De ce coup, j'en avais assez. Les miasmes de démence et de diabolisme qui envahissaient de plus en plus le salon me suffoquaient. J'avais besoin d'air pur. Sans prendre congé, je sortis brusquement. D'ailleurs personne ne remarqua mon départ: ils étaient bien trop occupés à s'invectiver et à blasphémer pour faire attention à moi…

VI

C'est l'unique séance de spiritisme à laquelle j'aie assisté. Je ne tiens pas à recommencer, car j'estime qu'il est malsain de fréquenter ces milieux d'aberration où règne, en maître souverain, un esprit de malice qui, certes, prend plaisir à égarer toujours davantage ces pauvres âmes.

Les spirites comme les théosophes sont des révoltés contre la Règle unique: celle de l'Église.
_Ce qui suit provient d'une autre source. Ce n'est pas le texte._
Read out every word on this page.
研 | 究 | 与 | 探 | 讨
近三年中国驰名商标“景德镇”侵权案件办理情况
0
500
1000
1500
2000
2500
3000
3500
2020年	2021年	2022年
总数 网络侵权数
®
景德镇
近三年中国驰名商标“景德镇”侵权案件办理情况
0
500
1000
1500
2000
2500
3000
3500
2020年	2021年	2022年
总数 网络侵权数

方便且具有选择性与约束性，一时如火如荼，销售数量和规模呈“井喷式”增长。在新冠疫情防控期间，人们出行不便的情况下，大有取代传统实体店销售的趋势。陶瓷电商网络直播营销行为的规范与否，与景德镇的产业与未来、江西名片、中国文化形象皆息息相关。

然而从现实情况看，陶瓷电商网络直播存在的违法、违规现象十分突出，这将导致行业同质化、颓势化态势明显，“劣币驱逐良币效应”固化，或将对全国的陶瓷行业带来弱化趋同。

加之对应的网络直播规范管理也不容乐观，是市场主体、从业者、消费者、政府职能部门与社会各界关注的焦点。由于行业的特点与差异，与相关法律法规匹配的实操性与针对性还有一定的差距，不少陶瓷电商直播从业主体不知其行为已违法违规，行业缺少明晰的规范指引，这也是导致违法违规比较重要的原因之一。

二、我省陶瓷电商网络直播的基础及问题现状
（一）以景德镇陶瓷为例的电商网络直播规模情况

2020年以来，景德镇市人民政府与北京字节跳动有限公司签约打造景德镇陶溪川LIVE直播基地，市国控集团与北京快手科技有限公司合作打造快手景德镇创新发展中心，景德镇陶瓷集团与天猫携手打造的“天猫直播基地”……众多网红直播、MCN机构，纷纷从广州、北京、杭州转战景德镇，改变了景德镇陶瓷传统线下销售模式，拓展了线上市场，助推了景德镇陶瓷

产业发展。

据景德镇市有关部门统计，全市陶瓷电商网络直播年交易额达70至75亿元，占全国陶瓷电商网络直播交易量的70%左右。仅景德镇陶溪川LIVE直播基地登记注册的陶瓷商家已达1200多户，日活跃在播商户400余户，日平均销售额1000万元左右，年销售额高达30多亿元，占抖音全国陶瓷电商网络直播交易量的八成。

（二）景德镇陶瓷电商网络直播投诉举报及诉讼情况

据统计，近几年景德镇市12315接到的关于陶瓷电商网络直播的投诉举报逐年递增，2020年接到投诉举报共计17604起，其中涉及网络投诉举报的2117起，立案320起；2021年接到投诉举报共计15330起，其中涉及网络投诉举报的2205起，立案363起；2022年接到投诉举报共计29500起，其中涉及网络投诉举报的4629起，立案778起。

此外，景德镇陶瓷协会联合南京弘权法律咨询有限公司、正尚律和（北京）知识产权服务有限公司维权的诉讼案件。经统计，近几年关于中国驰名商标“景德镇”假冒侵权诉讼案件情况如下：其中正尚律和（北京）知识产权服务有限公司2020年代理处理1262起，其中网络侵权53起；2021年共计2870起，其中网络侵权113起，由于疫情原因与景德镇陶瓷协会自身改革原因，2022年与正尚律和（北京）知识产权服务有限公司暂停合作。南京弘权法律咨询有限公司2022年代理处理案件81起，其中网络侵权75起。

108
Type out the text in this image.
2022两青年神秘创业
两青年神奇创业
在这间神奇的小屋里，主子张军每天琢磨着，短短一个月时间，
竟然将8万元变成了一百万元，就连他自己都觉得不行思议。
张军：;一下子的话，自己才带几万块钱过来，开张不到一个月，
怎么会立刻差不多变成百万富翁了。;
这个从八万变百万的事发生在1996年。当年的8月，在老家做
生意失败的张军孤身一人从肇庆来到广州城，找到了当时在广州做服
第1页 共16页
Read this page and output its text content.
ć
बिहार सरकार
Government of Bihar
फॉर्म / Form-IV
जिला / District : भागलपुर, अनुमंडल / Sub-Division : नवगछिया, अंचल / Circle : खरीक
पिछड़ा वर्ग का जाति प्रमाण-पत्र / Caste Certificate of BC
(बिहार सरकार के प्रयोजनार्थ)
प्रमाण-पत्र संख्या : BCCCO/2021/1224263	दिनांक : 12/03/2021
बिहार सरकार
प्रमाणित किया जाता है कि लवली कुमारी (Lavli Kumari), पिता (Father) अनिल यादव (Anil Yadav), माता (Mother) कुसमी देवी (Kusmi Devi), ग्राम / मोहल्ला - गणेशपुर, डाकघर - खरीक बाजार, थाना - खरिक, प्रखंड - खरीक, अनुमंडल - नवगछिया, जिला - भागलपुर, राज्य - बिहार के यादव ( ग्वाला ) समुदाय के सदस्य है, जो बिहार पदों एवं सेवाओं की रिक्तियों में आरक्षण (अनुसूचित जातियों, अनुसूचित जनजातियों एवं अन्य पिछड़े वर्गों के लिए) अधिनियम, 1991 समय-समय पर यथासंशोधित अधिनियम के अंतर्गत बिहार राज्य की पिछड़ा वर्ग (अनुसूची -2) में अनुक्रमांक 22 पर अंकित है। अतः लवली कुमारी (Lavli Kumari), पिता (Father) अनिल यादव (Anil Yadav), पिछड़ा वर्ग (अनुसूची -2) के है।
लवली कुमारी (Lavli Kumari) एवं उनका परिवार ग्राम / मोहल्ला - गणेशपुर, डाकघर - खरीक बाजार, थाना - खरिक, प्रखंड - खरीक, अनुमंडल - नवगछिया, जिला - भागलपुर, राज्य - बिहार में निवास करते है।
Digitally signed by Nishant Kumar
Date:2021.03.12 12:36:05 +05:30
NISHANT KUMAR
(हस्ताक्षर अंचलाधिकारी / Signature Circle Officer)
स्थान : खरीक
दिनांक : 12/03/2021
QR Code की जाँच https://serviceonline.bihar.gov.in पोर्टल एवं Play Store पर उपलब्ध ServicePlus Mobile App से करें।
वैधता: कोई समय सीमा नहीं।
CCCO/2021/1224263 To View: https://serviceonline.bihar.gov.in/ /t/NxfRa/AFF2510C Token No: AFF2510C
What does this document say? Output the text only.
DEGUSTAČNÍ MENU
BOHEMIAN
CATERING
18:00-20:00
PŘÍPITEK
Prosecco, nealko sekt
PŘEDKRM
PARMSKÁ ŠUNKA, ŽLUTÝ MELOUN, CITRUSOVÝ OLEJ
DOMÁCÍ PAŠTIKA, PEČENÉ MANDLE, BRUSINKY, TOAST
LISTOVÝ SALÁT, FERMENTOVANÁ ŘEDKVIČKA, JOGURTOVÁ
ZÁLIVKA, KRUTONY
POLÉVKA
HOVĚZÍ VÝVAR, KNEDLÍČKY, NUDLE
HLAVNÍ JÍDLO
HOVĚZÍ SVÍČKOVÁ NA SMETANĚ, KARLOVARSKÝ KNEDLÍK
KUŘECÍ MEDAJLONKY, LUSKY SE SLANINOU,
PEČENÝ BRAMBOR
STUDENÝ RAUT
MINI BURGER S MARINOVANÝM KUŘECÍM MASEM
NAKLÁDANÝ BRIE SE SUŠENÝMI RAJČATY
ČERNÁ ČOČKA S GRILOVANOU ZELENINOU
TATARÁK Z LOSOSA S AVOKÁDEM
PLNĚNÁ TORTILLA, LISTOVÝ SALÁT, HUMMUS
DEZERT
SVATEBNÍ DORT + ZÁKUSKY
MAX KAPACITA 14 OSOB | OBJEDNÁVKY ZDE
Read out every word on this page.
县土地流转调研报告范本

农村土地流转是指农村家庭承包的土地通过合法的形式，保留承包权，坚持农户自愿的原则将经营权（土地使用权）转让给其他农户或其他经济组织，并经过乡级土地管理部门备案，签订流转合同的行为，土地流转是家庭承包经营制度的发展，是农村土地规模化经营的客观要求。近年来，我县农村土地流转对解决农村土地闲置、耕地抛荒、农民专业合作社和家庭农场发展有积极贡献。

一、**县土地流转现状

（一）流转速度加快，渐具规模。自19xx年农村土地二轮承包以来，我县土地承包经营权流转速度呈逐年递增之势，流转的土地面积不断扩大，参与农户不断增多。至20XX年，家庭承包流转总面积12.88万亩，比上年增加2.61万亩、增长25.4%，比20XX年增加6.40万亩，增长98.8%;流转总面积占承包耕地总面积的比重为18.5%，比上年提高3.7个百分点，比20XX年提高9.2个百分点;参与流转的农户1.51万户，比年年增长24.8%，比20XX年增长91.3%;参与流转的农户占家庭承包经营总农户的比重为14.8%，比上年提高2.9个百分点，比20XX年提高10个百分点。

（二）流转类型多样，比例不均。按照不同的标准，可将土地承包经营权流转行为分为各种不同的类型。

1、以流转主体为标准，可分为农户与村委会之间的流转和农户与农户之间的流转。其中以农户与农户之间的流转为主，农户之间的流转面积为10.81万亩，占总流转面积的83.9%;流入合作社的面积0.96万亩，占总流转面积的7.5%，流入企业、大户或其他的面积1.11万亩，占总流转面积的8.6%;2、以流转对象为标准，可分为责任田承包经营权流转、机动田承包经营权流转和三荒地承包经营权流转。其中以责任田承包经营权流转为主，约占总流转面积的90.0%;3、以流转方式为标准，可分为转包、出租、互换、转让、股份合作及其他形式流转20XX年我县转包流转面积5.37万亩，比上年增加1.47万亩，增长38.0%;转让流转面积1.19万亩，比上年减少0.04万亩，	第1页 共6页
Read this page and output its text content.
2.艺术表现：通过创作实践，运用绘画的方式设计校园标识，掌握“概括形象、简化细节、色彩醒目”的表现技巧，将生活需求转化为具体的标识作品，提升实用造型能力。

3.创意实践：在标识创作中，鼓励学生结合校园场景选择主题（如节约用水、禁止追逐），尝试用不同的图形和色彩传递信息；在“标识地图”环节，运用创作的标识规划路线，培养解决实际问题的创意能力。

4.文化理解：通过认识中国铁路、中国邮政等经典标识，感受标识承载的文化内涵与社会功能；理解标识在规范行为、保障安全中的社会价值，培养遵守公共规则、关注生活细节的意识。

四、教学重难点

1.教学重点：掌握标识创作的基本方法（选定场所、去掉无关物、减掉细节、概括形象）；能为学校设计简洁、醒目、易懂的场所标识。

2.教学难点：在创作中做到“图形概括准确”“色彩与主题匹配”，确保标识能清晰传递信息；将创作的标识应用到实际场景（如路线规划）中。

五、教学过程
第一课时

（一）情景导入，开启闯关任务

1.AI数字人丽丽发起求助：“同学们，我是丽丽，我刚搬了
Enfreignant ses défenses, méprisant ses enseignements, empoisonnés d'orgueil jusqu'au tréfonds de la conscience, ils se croient en passe de devenir des dieux.

Hélas! ce ne sont point des dieux qu'ils deviendront!…

Une société en décomposition, comme la nôtre, voit se multiplier le nombre de ceux que le matérialisme écoeure. Ils cherchent éperdument une issue dans le Surnaturel. Mais comme ils refusent d'obéir à la Sagesse catholique, le Surnaturel où ils se plongent les contamine autant et plus que ne le feraient les rêveries de la science athée.

— Nous voulons l'Idéal, s'écrient-ils.

Or, comme l'a dit brutalement, mais justement, Huysmans dans En route: «Le spiritisme et la théosophie, ce sont les _goguenots _de l'Idéal…»

CHAPITRE IV DE PÈRES EN FILS

Les gens de bon sens admettent volontiers que les Bonnot, les Garnier, les Raymond Callemin dit «la Science» sont les produits obligés d'une évolution qui commença par la vogue de Rousseau et la proclamation des Droits de l'Homme, qui se continua par des crimes politiques, puis par des crimes sans épithète, qui s'achèvera, sans doute, si un Maître suscité de Dieu n'intervient, par un cataclysme social où sombrera la France.